Israeli police and firefighters raced to the community as gunfire rang out and 
buildings were set ablaze.

   The chaos comes amid a wave of violent crime in Israel's Arab community that 
shows no sign of abating, despite far-reaching action announced in recent 
months by Israeli authorities.

   Friday's incident began when paramilitary Border Police opened fire on a 
vehicle speeding toward them, fatally shooting one man and wounding the other 
in the car, who was arrested after receiving medical treatment, Border Police 
said. They said the two officers suffered light to moderate wounds.

   They said a gun and ammunition were found in the car, and that the two men 
were suspected of involvement in violent family disputes that have rocked Umm 
al-Fahm in recent months. Authorities said the car-ramming was not politically 
motivated.

   Arab towns across Israel have seen a major escalation in violence in recent 
years driven by organized crime and family feuds. At least 117 Arabs have been 
killed in 2021, the highest number on record, according to the Abraham 
Initiatives, which promotes Jewish-Arab coexistence. The crime rate among Arabs 
far exceeds their 20% share of the population.

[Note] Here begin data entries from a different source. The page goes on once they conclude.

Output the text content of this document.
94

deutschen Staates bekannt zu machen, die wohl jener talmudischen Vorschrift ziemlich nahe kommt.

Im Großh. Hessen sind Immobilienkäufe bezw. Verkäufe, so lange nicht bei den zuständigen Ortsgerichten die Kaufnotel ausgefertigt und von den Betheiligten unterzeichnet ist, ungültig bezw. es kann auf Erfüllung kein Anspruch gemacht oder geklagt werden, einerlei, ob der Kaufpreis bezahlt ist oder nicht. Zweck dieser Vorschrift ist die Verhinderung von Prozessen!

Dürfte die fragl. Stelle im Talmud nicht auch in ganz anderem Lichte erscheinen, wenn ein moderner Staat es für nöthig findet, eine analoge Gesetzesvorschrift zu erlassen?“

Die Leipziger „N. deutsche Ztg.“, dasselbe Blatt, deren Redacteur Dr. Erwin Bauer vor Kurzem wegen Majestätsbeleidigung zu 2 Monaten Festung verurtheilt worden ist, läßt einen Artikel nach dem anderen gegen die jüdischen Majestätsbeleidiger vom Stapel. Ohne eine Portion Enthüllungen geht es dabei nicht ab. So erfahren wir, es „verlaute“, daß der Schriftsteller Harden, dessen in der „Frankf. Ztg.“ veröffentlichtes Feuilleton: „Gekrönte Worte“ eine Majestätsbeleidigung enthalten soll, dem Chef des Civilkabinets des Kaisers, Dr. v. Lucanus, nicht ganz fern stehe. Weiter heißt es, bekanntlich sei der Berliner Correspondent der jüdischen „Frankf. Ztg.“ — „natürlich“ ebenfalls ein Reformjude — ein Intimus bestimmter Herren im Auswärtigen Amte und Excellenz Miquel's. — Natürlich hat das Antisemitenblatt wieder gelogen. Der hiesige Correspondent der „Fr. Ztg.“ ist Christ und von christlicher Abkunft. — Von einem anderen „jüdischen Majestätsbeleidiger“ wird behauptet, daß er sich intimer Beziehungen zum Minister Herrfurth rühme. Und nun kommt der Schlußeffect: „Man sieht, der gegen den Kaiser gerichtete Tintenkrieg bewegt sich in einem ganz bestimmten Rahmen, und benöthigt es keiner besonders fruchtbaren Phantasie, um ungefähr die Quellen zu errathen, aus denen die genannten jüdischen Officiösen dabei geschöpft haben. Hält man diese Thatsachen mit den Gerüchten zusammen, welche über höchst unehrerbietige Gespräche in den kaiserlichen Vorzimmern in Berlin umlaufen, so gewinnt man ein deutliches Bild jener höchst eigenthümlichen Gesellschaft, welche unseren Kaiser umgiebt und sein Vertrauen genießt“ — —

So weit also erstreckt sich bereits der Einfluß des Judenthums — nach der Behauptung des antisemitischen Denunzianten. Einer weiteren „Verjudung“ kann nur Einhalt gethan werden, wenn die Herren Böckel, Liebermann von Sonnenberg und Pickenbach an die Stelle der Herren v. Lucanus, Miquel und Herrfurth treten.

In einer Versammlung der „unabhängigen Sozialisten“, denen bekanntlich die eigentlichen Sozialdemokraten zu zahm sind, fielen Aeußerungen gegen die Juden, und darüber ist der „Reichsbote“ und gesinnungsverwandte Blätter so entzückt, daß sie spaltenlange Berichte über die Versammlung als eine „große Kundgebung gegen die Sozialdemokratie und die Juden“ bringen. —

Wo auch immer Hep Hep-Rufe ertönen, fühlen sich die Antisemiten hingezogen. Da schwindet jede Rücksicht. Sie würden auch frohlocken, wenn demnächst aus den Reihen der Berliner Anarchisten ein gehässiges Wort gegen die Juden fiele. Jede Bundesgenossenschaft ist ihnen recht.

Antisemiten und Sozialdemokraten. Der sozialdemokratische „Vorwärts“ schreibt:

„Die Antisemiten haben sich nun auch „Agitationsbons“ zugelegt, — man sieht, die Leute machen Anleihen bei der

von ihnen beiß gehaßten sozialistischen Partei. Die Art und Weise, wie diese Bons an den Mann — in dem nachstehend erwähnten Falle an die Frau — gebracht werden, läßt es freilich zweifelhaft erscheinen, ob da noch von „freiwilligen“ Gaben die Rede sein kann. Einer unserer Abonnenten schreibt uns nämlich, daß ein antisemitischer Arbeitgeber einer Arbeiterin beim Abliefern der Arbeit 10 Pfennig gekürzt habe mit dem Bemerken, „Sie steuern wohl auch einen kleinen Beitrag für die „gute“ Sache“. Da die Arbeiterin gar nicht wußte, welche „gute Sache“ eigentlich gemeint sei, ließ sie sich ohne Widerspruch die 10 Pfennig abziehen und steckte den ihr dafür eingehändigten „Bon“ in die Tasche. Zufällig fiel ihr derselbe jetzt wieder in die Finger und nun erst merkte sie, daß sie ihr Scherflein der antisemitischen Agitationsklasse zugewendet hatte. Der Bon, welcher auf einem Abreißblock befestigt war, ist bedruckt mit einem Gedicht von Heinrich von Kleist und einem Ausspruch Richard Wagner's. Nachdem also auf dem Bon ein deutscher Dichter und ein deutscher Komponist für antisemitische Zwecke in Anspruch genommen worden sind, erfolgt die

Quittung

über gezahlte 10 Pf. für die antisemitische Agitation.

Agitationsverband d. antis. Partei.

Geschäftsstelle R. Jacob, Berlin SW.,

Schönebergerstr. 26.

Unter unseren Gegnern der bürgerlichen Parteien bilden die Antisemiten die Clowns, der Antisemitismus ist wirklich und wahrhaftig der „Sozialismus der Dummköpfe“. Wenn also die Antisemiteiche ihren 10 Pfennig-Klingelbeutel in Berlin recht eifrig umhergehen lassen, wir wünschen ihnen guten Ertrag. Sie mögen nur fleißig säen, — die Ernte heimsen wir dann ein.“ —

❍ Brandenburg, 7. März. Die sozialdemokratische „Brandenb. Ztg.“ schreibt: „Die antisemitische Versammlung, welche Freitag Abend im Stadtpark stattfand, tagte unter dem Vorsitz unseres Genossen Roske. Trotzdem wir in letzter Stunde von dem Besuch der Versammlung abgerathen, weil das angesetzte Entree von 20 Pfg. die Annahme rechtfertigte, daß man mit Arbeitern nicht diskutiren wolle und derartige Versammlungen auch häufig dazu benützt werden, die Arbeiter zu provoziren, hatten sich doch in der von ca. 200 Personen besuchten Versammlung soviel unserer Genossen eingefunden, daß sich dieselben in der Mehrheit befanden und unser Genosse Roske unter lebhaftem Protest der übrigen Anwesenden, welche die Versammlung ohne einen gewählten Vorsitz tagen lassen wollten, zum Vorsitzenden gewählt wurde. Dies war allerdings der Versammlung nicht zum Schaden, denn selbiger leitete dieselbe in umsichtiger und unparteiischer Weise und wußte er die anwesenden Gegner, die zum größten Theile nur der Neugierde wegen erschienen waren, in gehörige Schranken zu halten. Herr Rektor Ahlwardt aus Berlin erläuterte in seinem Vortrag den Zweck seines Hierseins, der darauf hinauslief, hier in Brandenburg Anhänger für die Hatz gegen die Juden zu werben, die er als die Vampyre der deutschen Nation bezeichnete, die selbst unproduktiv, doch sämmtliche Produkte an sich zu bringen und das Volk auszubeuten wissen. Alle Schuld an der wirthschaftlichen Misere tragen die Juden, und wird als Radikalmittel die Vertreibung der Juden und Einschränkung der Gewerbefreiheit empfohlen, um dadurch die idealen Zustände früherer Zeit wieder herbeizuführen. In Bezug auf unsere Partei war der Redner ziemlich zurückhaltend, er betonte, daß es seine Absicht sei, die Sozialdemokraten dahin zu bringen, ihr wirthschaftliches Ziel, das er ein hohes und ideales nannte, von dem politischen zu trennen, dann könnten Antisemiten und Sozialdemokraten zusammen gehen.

   Arab citizens of Israel have the right to vote, most speak fluent Hebrew, 
and they have a large presence in the country's universities and medical 
profession. But they face widespread discrimination, especially with housing.

   They have close familial ties to Palestinians in the occupied West Bank and 
Gaza, and largely identify with their cause, leading many Jewish Israelis to 
view them with suspicion. Jewish-Arab violence erupted across Israel during the 
Gaza war in May.

   Arab activists have long accused police of ignoring crime in their 
communities. Israeli officials have touted a number of initiatives in recent 
years, including larger budgets for law enforcement in Arab communities, but 
police say local leaders could do more to help them.

   Israel's current government pledged major action against crime in Arab 
communities in August as it announced a wave of arrests. That was a central 
demand of a small party that made history this year by being the first Arab 
faction to join a ruling coalition.

   Israeli Prime Minister Naftali Bennett expressed support for the police on 
Friday, calling for improved security and further dialogue with Arab leaders.